All of the women I have studied have become famous. All have remained poor. Four are sisters who live in Ocotlán de Morelos, a village to the south of the capital. (Henry Glassie refers to "the brilliant Aguilar famly" in The Spirit of Folk Art.) Two live in the pottery producing village of Santa María Atzompa, which lies to the west of the city of Oaxaca. The fame and achievements of each of these six women is remarkable: they are among the most internationally renowned of contemporary Mexican folk artists. Their work is in museums and private folk art collections throughout the world; individually they have represented Mexico at international art competitions and have received scores of national awards. My research uses the story of these women's lives as a vehicle to explore the meaning, and impact, of gender in the Mexican countryside.
What is particularly intriguing about these women is that their fame and success as artisans have seemingly had little impact on their lives as rural, poor women. All work long hours struggling against poverty. All continue, despite their international exposure, to be committed to, and deeply rooted in, the traditional cultural values of their own village communities. Like other Mexican rural women, these artisans continue to spend their resources and energy participating in the annual cycle of religious village festivals. Only one of these women attended primary school for more than one year, and although all are mothers, most are not committed to the value of more education for their offspring. Education continues to be perceived as valueless activity, particularly for daughters.
Their lives must be understood in the context of their birthplace in Oaxaca, one of the most marginal states in the Mexican Republic preeminently poor, rural and Indian. It is part of the "invisible" Mexico of the Third World, far from the glittering modernity of Mexico City and industrial Monterrey. The world in which these six artisan women live is a poverty belt in which 44% of the potentially economically active population receives no income at all and fully one-fourth of all paid laborers receive less than the official minimum wage of $3 per day. Oaxaca's women are especially disadvantaged. Among all Oaxacans, the illiteracy rate is 27%, but among Oaxaca's women, a dismaying 37% are illiterate.
Yet Oaxaca is also famous for its artisan creativity. The Mexican government has encouraged the production of popular folk art in an effort to develop symbols of national identity, and the expansion of both tourism and an international crafts market have further helped to encourage traditional handicraft activity. It is indeed ironic, as scholars have noted, that the art of rural, often women, who are the most marginal producers in rural areas, have come to be seen as symbols of "Mexicanness," coveted by tourists, gallery owners, and art collectors the world over.

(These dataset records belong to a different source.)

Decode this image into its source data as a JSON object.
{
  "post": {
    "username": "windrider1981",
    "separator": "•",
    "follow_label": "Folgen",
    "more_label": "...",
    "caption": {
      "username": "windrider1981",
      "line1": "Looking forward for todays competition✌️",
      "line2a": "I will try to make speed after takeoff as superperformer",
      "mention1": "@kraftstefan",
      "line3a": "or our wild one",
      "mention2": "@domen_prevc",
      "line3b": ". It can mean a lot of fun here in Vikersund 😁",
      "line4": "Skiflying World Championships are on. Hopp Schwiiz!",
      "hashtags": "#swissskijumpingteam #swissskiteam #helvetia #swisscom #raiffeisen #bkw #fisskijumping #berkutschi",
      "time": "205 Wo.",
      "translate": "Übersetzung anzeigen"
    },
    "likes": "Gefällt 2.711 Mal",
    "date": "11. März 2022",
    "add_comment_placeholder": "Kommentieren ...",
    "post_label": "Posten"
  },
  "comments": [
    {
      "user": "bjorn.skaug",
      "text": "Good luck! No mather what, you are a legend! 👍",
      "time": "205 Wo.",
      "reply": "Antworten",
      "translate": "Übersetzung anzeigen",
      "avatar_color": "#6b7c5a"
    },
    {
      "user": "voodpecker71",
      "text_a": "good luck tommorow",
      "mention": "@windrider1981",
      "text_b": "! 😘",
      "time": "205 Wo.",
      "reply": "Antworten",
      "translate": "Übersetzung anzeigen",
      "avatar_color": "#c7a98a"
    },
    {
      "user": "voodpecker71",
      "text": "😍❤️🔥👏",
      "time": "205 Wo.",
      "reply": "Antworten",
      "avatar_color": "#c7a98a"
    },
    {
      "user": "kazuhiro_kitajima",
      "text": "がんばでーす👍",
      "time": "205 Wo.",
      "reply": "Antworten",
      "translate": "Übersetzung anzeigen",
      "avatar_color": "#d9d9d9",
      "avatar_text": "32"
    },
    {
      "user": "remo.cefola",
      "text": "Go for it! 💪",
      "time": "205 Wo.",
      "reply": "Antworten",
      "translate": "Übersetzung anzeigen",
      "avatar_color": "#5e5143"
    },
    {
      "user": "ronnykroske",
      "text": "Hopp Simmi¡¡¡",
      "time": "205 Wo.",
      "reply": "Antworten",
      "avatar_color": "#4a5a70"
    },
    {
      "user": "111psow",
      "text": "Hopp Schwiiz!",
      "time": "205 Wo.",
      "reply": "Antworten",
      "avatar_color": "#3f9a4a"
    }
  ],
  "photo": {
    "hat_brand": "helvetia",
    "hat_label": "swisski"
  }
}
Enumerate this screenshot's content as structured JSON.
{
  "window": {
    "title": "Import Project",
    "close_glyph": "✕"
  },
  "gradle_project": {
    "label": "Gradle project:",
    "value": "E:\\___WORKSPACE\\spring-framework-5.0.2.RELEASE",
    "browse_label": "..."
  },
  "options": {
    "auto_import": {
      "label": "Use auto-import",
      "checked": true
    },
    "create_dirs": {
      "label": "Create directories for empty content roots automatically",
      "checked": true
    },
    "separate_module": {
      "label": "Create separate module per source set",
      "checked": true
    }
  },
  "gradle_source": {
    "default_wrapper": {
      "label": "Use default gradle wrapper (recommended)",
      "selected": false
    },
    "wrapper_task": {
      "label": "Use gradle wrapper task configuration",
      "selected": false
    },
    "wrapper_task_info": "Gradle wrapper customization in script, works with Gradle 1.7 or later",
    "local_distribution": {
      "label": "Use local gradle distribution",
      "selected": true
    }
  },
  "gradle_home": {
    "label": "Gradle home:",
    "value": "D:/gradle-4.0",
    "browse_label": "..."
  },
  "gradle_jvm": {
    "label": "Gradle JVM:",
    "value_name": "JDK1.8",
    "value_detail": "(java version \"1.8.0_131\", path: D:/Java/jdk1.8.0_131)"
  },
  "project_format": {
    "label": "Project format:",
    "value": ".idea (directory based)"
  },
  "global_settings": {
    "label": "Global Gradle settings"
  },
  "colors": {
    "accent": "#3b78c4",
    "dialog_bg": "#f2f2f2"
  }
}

The four Aguilar sisters' reputation stems from their father's fame as an artisan and it is said that they each learned their craft from him. In fact, he never created earthenware figures at all, but he did sign his own name to his wife's pieces since she did not know how to write. Concepción, the youngest Aguilar sister, only eight when her mother died, had to become "mother" to her two younger brothers and "housewife" to her increasingly alcoholic and abusive father. These responsibilities prevented her from attending even one day of school in her lifetime. Angélica Vásquez, of Atzompa, never knew each time she won four major national competitions, because her father-in-law, with whom she lived following patrilocal custom, took her entries and signed his own name to them. Dolores Porras, also of Atzompa, was beaten by her husband after each of her first five pregnancies for the "sin" of producing only daughters.
Clearly all of these women have lived lives of hardship, suffering and poverty. The simple fact of being born female has dramatically affected each of their lives. Yet their life stories are not maudlin or depressing. Quite the contrary, like the inherent vitality of the art which they produce, these women's life struggles reflect indomitable spirits, the ability to strategize cunningly, and the essential triumph of human spirit over dire material circumstances. My research examines the myriad relationships connecting these women to their personal and economic worlds. It focuses on household labor production and the gendered division of labor embedded in it. It emphasizes these women's relationships to their children and the creation of generational chains of gendered constraints. It examines the relationship of these women to Mexican government artisan bureaucracy and to the shop owners and gallery dealers who buy their works, as well as the different ways with which the international art community deals with female and male artisans. And it links prevalent Oaxacan myths and legends, and their underlying conceptions of gender, to the folk art output of these artisans, showing how popular art in Mexico produces moral lessons about appropriate female behavior.
My research in Oaxaca has led me to believe that our understanding of "tradition" has remained so flawed because of the underlying male lens of political science in this area. The brittle zero-sum relationship between "tradition" and "modernity" that political science posits misses the complex richness and continuing dynamic innovation of customs and values in Mexican rural life and women's central role in this on-going process. The study of gender also has other implications for rural development. In the world of Oaxacan women today, education is not a valuable option in rural women's fight for survival. Understanding why can help us create educational options of use to women in their real-world struggles. Studying women artisans also helps us understand the impact of the critical process of globalization in Mexico, since folk art has created vital economic options in an economy characterized by low levels of industrialization and limited agricultural production. Tourism is now the fastest growing industry in Oaxaca, leading to the remarkable development of the contemporary arts and crafts market there. The story of female artisan lives in Oaxaca thus also becomes an opportunity to analyze the ways in which the global economy, and tourism in particular, affect the process of development in rural Mexico.